As the world watches Moammar Gaddafi’s regime seemingly fall to the hands of rebel forces, talks of a future Libya after 42 years of dictatorship are aplenty. While many are excited about the changes that lie ahead, others worry that the country’s black African migrants may see racism and discrimination flourish.
Human Rights Watch said it is “concerned about attacks against dark-skinned Libyans and sub-Saharan Africans in Libya now because many people accuse them of having fought for Gaddafi as mercenaries, even though they are from there or have spent many years in Libya.”
Earlier this year, Dr. Hein de Haas, a senior research fellow at the Immigration Migration Institute at Oxford University, expressed similar sentiments to Al Jazeera. “African immigrants are now linked to state-orchestrated violence and mass killings, and we may therefore fear the worst about the violent backlash that may follow particularly after Gaddafi is ousted,” he said.
Haas was referring to the over 1.5 million black African migrant workers, mainly from sub-Saharan Africa, who have migrated to the oil-rich nation in search of better jobs and more money in construction, oil production and agriculture.

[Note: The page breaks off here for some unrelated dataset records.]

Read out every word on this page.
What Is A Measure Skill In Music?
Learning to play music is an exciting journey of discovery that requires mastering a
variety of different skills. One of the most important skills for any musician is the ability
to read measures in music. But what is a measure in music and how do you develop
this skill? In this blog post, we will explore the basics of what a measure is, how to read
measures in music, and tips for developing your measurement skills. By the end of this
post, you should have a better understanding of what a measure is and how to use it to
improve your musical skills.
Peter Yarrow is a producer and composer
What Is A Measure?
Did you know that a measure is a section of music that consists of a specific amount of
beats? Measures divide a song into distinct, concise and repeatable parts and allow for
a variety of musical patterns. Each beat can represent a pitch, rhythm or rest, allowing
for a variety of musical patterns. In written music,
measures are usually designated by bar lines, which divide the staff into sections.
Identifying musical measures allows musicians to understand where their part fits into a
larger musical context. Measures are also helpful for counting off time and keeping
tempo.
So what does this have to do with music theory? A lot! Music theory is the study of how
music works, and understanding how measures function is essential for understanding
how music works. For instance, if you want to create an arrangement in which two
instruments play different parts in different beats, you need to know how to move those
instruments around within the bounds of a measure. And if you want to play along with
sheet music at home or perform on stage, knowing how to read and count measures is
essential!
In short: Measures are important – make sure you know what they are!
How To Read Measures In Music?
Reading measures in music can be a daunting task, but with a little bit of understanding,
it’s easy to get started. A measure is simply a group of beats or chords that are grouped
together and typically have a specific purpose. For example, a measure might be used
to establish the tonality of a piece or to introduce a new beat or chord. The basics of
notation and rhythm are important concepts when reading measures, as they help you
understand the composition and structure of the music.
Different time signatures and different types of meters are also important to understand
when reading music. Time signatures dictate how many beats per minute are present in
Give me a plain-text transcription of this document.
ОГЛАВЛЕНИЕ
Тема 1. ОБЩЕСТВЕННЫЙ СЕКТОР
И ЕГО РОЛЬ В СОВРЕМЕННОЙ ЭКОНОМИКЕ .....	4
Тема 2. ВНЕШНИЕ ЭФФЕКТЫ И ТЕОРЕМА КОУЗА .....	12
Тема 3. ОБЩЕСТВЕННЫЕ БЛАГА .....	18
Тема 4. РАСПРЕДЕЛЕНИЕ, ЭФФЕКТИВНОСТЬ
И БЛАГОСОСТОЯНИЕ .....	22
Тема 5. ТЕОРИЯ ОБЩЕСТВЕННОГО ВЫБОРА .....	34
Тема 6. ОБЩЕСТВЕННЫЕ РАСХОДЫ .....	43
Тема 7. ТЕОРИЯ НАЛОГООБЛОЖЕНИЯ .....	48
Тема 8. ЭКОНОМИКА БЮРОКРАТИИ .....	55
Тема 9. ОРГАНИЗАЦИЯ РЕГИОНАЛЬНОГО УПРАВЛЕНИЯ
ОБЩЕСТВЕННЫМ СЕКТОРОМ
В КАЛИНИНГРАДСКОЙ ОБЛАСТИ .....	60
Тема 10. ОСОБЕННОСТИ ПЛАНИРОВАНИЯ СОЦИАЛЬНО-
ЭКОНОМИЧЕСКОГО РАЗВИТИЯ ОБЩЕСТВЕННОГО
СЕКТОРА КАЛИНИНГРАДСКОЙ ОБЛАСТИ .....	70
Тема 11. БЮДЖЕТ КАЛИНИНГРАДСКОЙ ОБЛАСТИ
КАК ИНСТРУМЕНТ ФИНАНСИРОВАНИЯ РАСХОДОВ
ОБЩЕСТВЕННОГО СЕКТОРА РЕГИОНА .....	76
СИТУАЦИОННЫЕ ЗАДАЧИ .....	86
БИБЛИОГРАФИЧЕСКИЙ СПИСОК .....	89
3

However, when many of these migrants arrive in Libya, they find that some of their Arab compatriots are less than welcoming. Libya, like the United States, has a complicated racial history that is peppered with slavery, resentment of Gaddafi’s support of pan-Africanism and financial aid to sub-Saharan nations and a present day culture that associates African migrants with the Gaddafi regime.
Just this spring, news reports surfaced that Gaddafi had hired black mercenaries from Chad and Niger to help fight anti-government insurgents. Those reports allegedly reignited a centuries-old beef between black Africans and Arabs in the North African nation, leading to a rash of violence and attacks on black African migrants and dark-skinned Libyans. Many say these attacks were motivated by false assumptions.
Na’eem Jeenah, director of the Afro-Middle East Centre in Johannesburg, told the Inter Press Service earlier this year, “Against this background, one needs to be a little wary of the accusations of ‘African mercenaries’ or even ‘Black African mercenaries’ that have been bandied around. Certainly, Gaddafi has used, in the past, mercenaries from other parts of Africa, and our information is that some of these are likely involved in the current situation on Gaddafi’s side,” but that doesn’t mean all of the countries black Africans should be considered in this category.
However, these racial tensions are not new.
According to United Nations Watch, since at least 1998, the United Nations has been monitoring racial and ethnic “acts of discrimination” against migrant workers in the country. It wasn’t until 2000 when migrant workers from Ghana, Cameroon, Sudan, Niger, Burkina Faso, Chad, and Nigeria were said to be victims of street killings after state sponsored media reports pointed to this population for rising crime rates of drug trafficking and alcohol.
For those actions, in 2004, the U.N. Committee on the Elimination of Racial Discrimination cited Libya for discrimination against dark-skinned and black African migrants and refugees and violating an article of the International Convention, though the country denied the charges. The country was asked to monitor the situation more closely and review the committee’s assessment.
Still, Human Rights Watch and others continued to report on attacks against migrant workers, with the issue once again being brought up in February 2010 at the U.N. Humans Rights Council and gaining international attention after the uprisings against Gaddafi increased.
Jean Philippe Chauzy, a spokesperson for the International Organization for Migration, a group that helps black Africans safely leave the region, said the rebellion has “exasperated the stigmatization and rapid xenophobia” that has always plagued Libya. He believes the country’s black Africans, and other ethnic groups facing frustration and potential violence, will continue to leave as the country tries to define it’s future.
“They’re not employed, they’re not paid. The prices of necessity has increased tremendously,” he said. “If you add to that the stigmatization that is associated to those African migrants, the violence or sector violence. That’s too many push factors, migrants are leaving.”
But, Chauzy said, it’s not all bad news. “The Libyan economy, functions, thanks to those migrants from Africa. I suspect that once the country stabilizes, that they’ll come back.”